There is something to be said about the lost and found things in places that have been visited by suffering, collapse, war, and persecution. Streets crumble, sewer lines rot in entropy, the art of engineering and science regress, but certain things still survive, hibernating with a dangerous slow rhythm, waiting for people to use them again.
The track reminds me of a story one pilot had recounted to me. It was of a plane graveyard in Cote D’Ivoire. Sunbleached fuselages of old fighter jets littered the capital city airport, and occasionally some enterprising Africans would try and collect parts from them. One unlucky African managed to climb into a cockpit seat, and while fiddling with getting it out, activated the Soviet ejection device, designed to survive and work through years of misuse. It worked perfectly, save for the hangar roof situated over the airplane. He was found the next morning, hanging from the ceiling like a piece of modern art, and although I’m unsure, I still like to picture the ejection seat hanging with him, as if to say “I WORK! SEE!”. A gory poetic statement.
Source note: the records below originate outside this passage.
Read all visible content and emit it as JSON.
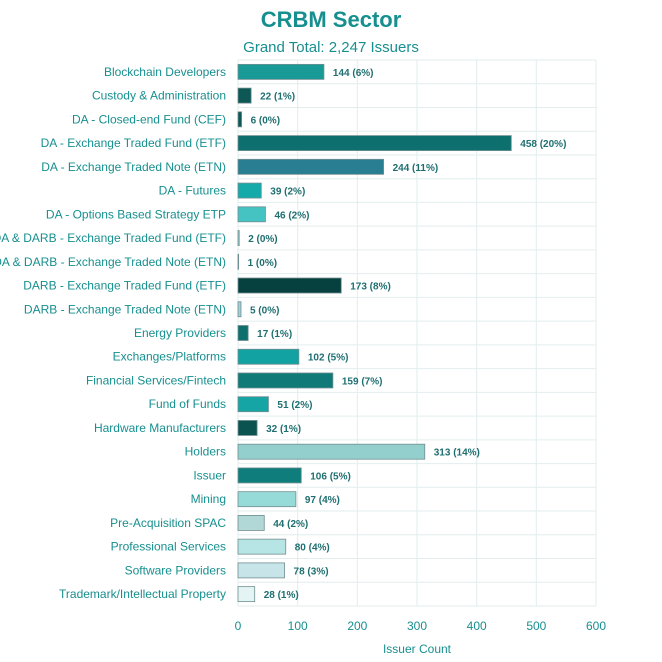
{
  "chart_data": {
    "type": "bar",
    "orientation": "horizontal",
    "title": "CRBM Sector",
    "subtitle": "Grand Total: 2,247 Issuers",
    "xlabel": "Issuer Count",
    "ylabel": "",
    "xlim": [
      0,
      600
    ],
    "xticks": [
      0,
      100,
      200,
      300,
      400,
      500,
      600
    ],
    "grid": true,
    "legend": "none",
    "categories": [
      "Blockchain Developers",
      "Custody & Administration",
      "DA - Closed-end Fund (CEF)",
      "DA - Exchange Traded Fund (ETF)",
      "DA - Exchange Traded Note (ETN)",
      "DA - Futures",
      "DA - Options Based Strategy ETP",
      "DA & DARB - Exchange Traded Fund (ETF)",
      "DA & DARB - Exchange Traded Note (ETN)",
      "DARB - Exchange Traded Fund (ETF)",
      "DARB - Exchange Traded Note (ETN)",
      "Energy Providers",
      "Exchanges/Platforms",
      "Financial Services/Fintech",
      "Fund of Funds",
      "Hardware Manufacturers",
      "Holders",
      "Issuer",
      "Mining",
      "Pre-Acquisition SPAC",
      "Professional Services",
      "Software Providers",
      "Trademark/Intellectual Property"
    ],
    "values": [
      144,
      22,
      6,
      458,
      244,
      39,
      46,
      2,
      1,
      173,
      5,
      17,
      102,
      159,
      51,
      32,
      313,
      106,
      97,
      44,
      80,
      78,
      28
    ],
    "data_labels": [
      "144 (6%)",
      "22 (1%)",
      "6 (0%)",
      "458 (20%)",
      "244 (11%)",
      "39 (2%)",
      "46 (2%)",
      "2 (0%)",
      "1 (0%)",
      "173 (8%)",
      "5 (0%)",
      "17 (1%)",
      "102 (5%)",
      "159 (7%)",
      "51 (2%)",
      "32 (1%)",
      "313 (14%)",
      "106 (5%)",
      "97 (4%)",
      "44 (2%)",
      "80 (4%)",
      "78 (3%)",
      "28 (1%)"
    ],
    "colors": [
      "#1a9a96",
      "#0d5754",
      "#0d5754",
      "#0e706e",
      "#2a7e92",
      "#14aaaa",
      "#45c2c2",
      "#9fd6d8",
      "#b9e3e3",
      "#06403f",
      "#a3cfd7",
      "#0e6f6d",
      "#13a2a2",
      "#0f7a78",
      "#15a5a5",
      "#0a5350",
      "#93cfcc",
      "#0f7d7b",
      "#97dbd8",
      "#b1d7d6",
      "#b7e4e4",
      "#c7e5e9",
      "#e4f4f4"
    ]
  }
}
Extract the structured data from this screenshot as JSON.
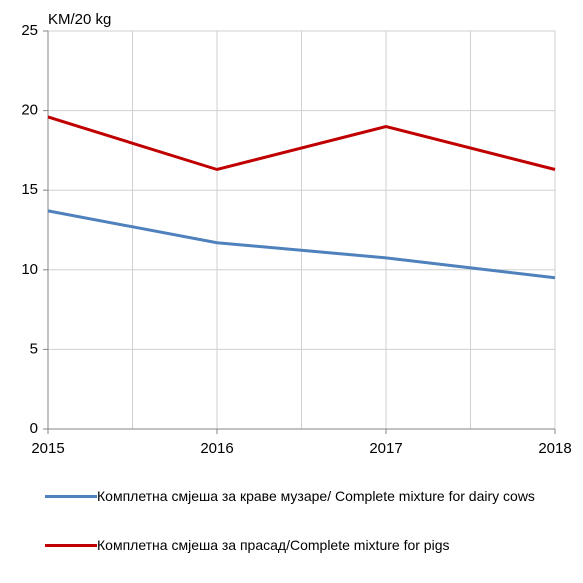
{
  "chart_data": {
    "type": "line",
    "y_axis_label": "KM/20 kg",
    "x": [
      2015,
      2016,
      2017,
      2018
    ],
    "xlim": [
      2015,
      2018
    ],
    "xticks": [
      2015,
      2016,
      2017,
      2018
    ],
    "ylim": [
      0,
      25
    ],
    "yticks": [
      0,
      5,
      10,
      15,
      20,
      25
    ],
    "grid": true,
    "series": [
      {
        "name": "Комплетна смјеша за краве музаре/ Complete mixture for dairy cows",
        "color": "#4f81bd",
        "values": [
          13.7,
          11.7,
          10.75,
          9.5
        ]
      },
      {
        "name": "Комплетна смјеша за прасад/Complete mixture for pigs",
        "color": "#c00000",
        "values": [
          19.6,
          16.3,
          19.0,
          16.3
        ]
      }
    ]
  }
}
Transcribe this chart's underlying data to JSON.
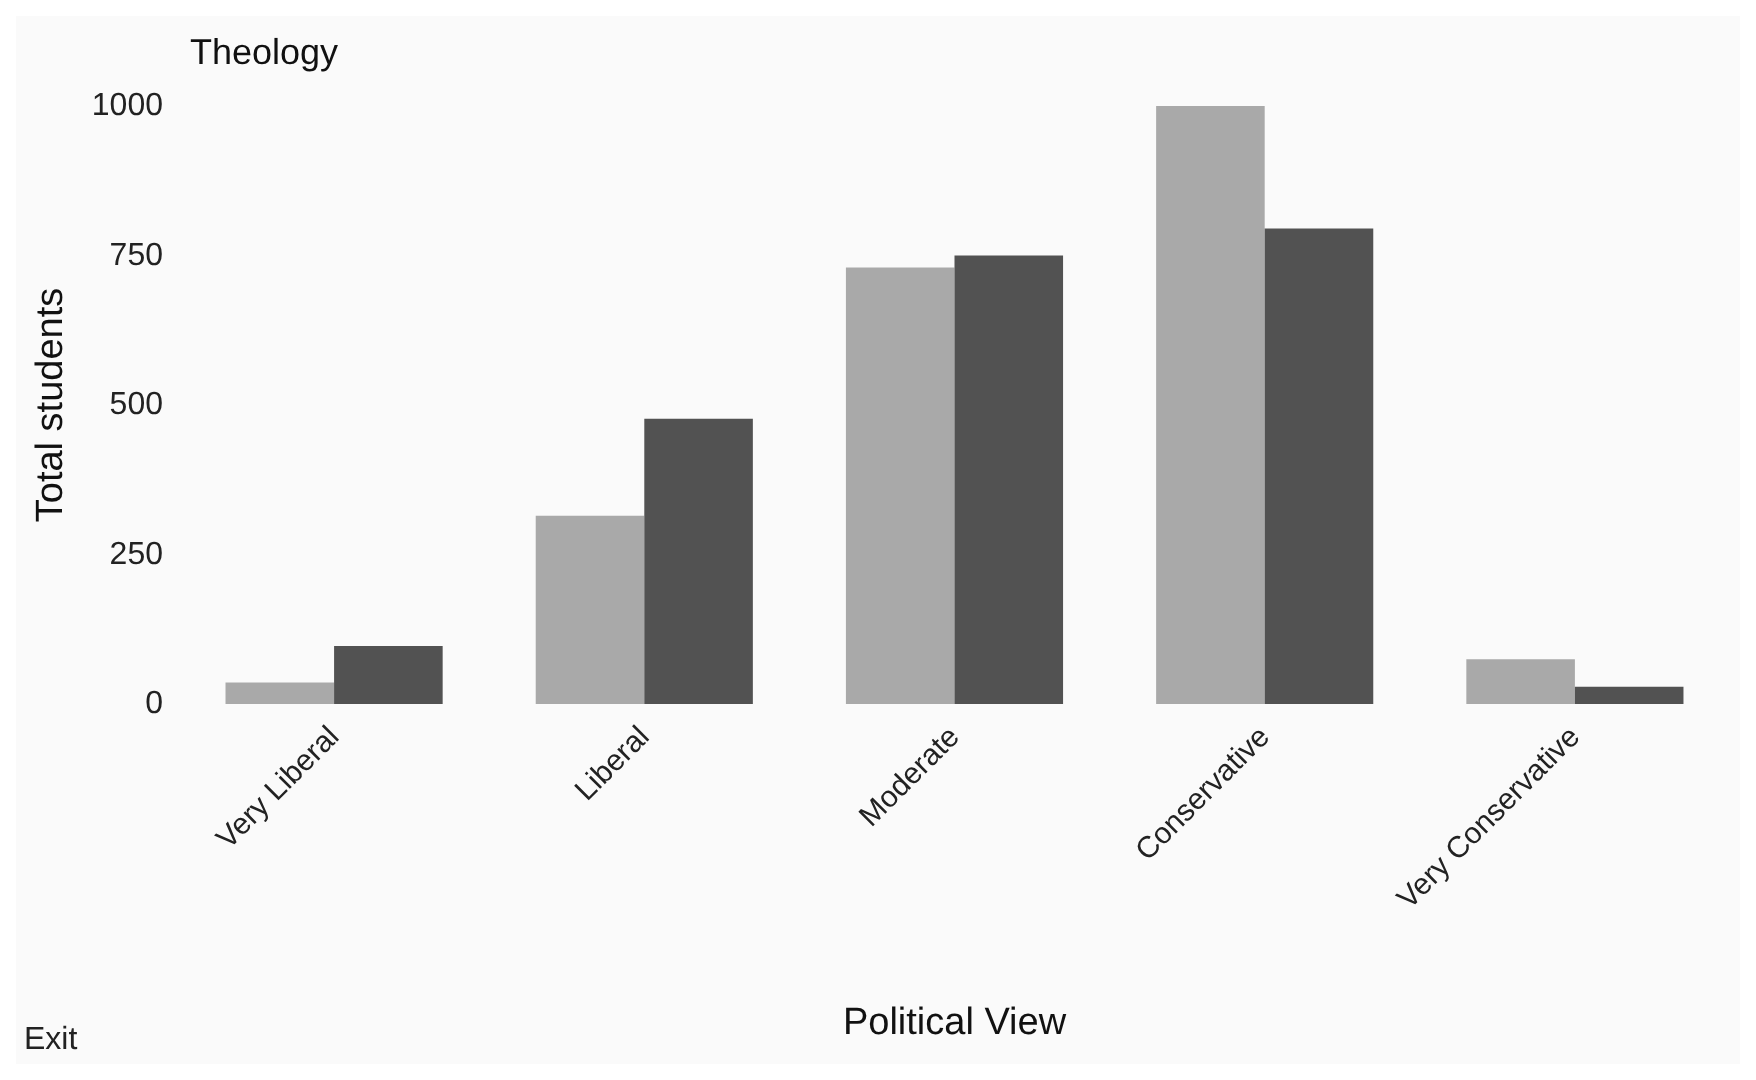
{
  "chart_data": {
    "type": "bar",
    "title": "Theology",
    "xlabel": "Political View",
    "ylabel": "Total students",
    "categories": [
      "Very Liberal",
      "Liberal",
      "Moderate",
      "Conservative",
      "Very Conservative"
    ],
    "series": [
      {
        "color": "#a9a9a9",
        "values": [
          36,
          315,
          730,
          1000,
          75
        ]
      },
      {
        "color": "#525252",
        "values": [
          97,
          477,
          750,
          795,
          29
        ]
      }
    ],
    "ylim": [
      0,
      1000
    ],
    "yticks": [
      0,
      250,
      500,
      750,
      1000
    ],
    "grid": false,
    "annotations": [
      "Exit"
    ]
  }
}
When they were finally ready, we headed off to the go-kart starting line, stumbling and laughing like drunks, which of course, we were. We drank with conviction, and we were ready to cause shit. By the sixth lap, the track so carefully constructed to replicate a professional racing circuit were completely ignored, and we smashed the go-karts into each other with inebriated glee. Fuck the consequences. There were none. This is Africa!
By the second time around the owner of the track, looking at us with disbelief, anger, and sorrow, finally called us in. We paid a little extra, a little sorry about the mess, and left him with his damaged goods, like lame horses who need to be put down.
This insanity is par for the course, whether it be enjoying a beer on a golf course as stray bullets fly by the clubhouse, or whether it’s destroying some proud man’s go-karts, painstakingly put together only to be destroyed and disrespected by the very people he probably thought would appreciate it the most. It’s a sad and maddening concept. It makes me wonder whether our belief in what Africa is just overpowers any progress. I reflect on the ebb and flow of simple things like basic entertainment, and wonder how much apathy it takes from us to ruin good little things hidden in the world.
It also makes me wonder if I should open up a theme park in Kabul. Now THAT would be entertaining.